Related: Make-Ahead Smoothie Packs to up your smoothie game (without any extra work).
4. Blend in dried dates, figs, or prunes.
Dried fruit has a lot of sugar relative to fresh, but you need less of it to get a sweet hit since the sugars are concentrated. In other words, a little dried fruit goes a long way. Just one or two dried dates or figs will sweeten a smoothie plenty and you’ll end up with way fewer grams of sugar overall compared to a smoothie sweetened with juice or flavored yogurt. You’ll also get a good dose of fiber and some added vitamins and minerals.
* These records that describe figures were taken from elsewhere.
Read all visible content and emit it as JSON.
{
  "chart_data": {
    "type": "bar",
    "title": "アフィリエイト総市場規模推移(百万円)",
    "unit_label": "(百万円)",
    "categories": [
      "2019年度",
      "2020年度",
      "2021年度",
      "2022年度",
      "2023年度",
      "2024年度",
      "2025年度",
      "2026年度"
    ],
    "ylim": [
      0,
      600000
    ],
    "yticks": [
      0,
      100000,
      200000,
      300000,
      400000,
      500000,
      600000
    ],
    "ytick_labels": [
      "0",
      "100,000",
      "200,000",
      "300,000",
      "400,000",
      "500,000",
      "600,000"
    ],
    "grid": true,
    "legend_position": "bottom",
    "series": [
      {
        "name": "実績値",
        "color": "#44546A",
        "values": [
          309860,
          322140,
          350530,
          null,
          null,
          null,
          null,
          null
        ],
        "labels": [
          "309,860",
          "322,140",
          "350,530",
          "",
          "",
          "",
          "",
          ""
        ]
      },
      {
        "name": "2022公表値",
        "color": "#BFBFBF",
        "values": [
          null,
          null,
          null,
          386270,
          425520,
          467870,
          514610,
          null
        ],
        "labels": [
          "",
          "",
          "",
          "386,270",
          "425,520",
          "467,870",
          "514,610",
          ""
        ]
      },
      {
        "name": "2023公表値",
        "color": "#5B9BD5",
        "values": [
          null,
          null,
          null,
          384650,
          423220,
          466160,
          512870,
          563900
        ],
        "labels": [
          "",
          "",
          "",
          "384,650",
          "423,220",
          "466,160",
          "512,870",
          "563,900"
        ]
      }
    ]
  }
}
Pro tip: If you have the time, soak hard dried dates, figs, or prunes in hot tap water for a few minutes to soften them before blending. This will help them break down easier and will add creaminess to your smoothie. But don’t worry if you don’t have the time or patience: I often make this Coconut Date Smoothie, a favorite from my own site, One Hungry Mama, on the fly without the soak. Either way, it’s delicious.
Related: Up your smoothie game with these 3 smoothie cookbooks that give healthy a tasty twist.
5. Throw in a dash of vanilla extract.
Cheery Cherry Detox Smoothie | Lexie’s Kitchen
Vanilla extract isn’t exactly a substitute for sweeteners, but it’s a smart tactic for tricking your palate — in a good way. Use one of the tips above to sweeten your smoothie or just reduce your favorite added sweetener, then add a dash of vanilla extract. There’s about 1.6 grams of sugar per tablespoon, but you don’t need nearly that much, and you’ll be amazed at what a difference it makes. This Cherry Detox Smoothie that we found at Lexie’s Kitchen while searching for detoxifying smoothie recipes is proof!